Closed hanjq17 closed 2 years ago

hanjq17 commented 3 years ago

Thank the authors for the great work!

I am trying to reproduce the results of the nbody simulation, exactly using the provided training script. python nbody_run.py --ri_delta_t 10 --num_degrees 4 --batch_size 128 --num_channels 8 --div 4 --ri_burn_in 0 --siend att --xij add --head 2 --data_str 20_new where the dataset is strictly generated by the script provided in the folder (since the original dataset is not provided in this repository). However, after trained for 400+ epochs, the model is still not giving out the results reported in the paper. Below's part of my training log:

[409|0] loss: 0.17786 ...[409|test] loss: 0.18485 Test loss: 0.18485483480617404 Test pos_mse : 0.051348936242552906 Test vel_mse : 0.31836070846288633

The metrics (pos_mse, vel_mse) are not ideal. Do you have any idea whether I'm missing anything?

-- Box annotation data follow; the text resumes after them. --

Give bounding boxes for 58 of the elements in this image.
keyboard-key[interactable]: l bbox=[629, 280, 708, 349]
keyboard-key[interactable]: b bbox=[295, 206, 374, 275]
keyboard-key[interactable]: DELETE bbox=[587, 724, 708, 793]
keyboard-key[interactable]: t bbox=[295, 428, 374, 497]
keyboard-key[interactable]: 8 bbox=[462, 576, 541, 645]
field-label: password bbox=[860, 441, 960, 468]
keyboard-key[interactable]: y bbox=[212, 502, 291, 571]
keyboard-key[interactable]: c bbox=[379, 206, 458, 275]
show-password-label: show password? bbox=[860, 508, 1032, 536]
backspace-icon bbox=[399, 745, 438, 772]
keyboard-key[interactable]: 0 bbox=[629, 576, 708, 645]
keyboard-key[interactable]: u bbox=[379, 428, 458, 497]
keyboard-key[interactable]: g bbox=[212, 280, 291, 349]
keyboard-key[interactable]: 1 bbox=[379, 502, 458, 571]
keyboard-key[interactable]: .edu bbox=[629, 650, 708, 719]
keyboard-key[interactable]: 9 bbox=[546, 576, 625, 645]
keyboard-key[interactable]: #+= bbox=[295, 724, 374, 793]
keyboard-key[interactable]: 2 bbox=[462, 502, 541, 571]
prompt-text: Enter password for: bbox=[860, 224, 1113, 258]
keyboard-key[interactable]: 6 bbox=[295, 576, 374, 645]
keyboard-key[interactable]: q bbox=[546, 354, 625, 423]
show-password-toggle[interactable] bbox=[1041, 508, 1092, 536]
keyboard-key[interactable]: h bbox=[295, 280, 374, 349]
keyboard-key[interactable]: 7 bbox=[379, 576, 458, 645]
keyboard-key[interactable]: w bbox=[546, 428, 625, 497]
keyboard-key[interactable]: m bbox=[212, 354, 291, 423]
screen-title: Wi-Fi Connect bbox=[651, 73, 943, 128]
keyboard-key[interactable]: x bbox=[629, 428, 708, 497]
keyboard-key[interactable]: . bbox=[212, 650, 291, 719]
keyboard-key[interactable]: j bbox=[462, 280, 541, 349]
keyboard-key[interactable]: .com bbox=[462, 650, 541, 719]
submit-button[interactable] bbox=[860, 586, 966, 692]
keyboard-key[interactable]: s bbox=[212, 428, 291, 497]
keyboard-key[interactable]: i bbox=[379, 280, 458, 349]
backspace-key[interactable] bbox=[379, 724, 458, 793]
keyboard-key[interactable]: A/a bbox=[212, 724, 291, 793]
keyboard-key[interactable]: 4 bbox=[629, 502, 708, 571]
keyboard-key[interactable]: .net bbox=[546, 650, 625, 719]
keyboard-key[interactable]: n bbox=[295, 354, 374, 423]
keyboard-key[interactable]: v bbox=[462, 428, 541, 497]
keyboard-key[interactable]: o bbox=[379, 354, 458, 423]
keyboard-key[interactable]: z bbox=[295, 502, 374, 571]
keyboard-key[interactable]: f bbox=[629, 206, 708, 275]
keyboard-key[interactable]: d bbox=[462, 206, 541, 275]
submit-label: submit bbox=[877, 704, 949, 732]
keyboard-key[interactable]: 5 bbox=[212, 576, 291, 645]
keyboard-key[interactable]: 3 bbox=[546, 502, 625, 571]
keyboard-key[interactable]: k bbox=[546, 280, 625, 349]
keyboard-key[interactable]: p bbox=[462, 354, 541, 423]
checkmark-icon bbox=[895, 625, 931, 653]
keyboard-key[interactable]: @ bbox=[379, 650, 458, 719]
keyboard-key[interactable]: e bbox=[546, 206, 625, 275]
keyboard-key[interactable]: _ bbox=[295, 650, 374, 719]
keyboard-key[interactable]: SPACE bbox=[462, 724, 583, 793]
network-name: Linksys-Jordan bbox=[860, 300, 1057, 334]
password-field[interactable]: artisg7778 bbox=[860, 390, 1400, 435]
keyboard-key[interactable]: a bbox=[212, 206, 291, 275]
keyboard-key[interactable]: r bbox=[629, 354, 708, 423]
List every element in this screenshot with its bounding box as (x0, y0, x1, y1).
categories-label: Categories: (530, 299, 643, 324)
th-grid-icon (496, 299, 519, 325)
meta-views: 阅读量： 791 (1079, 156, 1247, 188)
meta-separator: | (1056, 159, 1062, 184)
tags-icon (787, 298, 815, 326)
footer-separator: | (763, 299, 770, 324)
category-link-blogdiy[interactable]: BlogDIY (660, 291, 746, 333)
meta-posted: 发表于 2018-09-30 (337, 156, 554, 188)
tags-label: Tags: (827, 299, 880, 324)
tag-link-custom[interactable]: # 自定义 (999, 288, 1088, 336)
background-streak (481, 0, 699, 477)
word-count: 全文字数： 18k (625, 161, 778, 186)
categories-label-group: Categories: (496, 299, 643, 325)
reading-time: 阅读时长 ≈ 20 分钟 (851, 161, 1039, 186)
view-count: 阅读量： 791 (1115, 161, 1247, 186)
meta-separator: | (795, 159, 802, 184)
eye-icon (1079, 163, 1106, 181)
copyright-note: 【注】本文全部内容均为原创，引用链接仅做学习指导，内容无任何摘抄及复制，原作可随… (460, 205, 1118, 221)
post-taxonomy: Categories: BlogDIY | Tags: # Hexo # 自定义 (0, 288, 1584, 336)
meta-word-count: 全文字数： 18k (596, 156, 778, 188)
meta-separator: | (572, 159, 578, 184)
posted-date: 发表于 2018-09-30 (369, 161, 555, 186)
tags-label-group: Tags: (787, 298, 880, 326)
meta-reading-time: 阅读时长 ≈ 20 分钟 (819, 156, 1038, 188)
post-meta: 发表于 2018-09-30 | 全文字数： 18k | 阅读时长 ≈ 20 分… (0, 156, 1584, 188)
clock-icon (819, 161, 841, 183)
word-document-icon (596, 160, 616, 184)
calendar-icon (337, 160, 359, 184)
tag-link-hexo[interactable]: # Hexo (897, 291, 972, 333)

The dataset could be different since it's randomly generated. However, the metrics are nearly 10x greater than the reported ones. Therefore, I think the above-mentioned procedure may contain some problems.

BTW, the results on QM9 dataset well-align with those reported in the paper, so perhaps there's something wrong with the nbody simulation I am working on.

Thanks!

FabianFuchsML commented 3 years ago

Hi!

Great to hear that you are interested in our work! :)

My first thought is that you may have created the simulation with 20 particles (which I think is the default setting), but in the paper we used 5. Obviously, a system with 20 particles is more complex and will lead to larger errors.

Secondly, keep in mind that this is not the exact code from the paper but a reimplementation (IP reasons), both for the simulation and for the model. Hence, the results won't be exactly the same. However, if I do remember correctly, when we ran this code here with 5 particles, we got slightly better results than in the paper.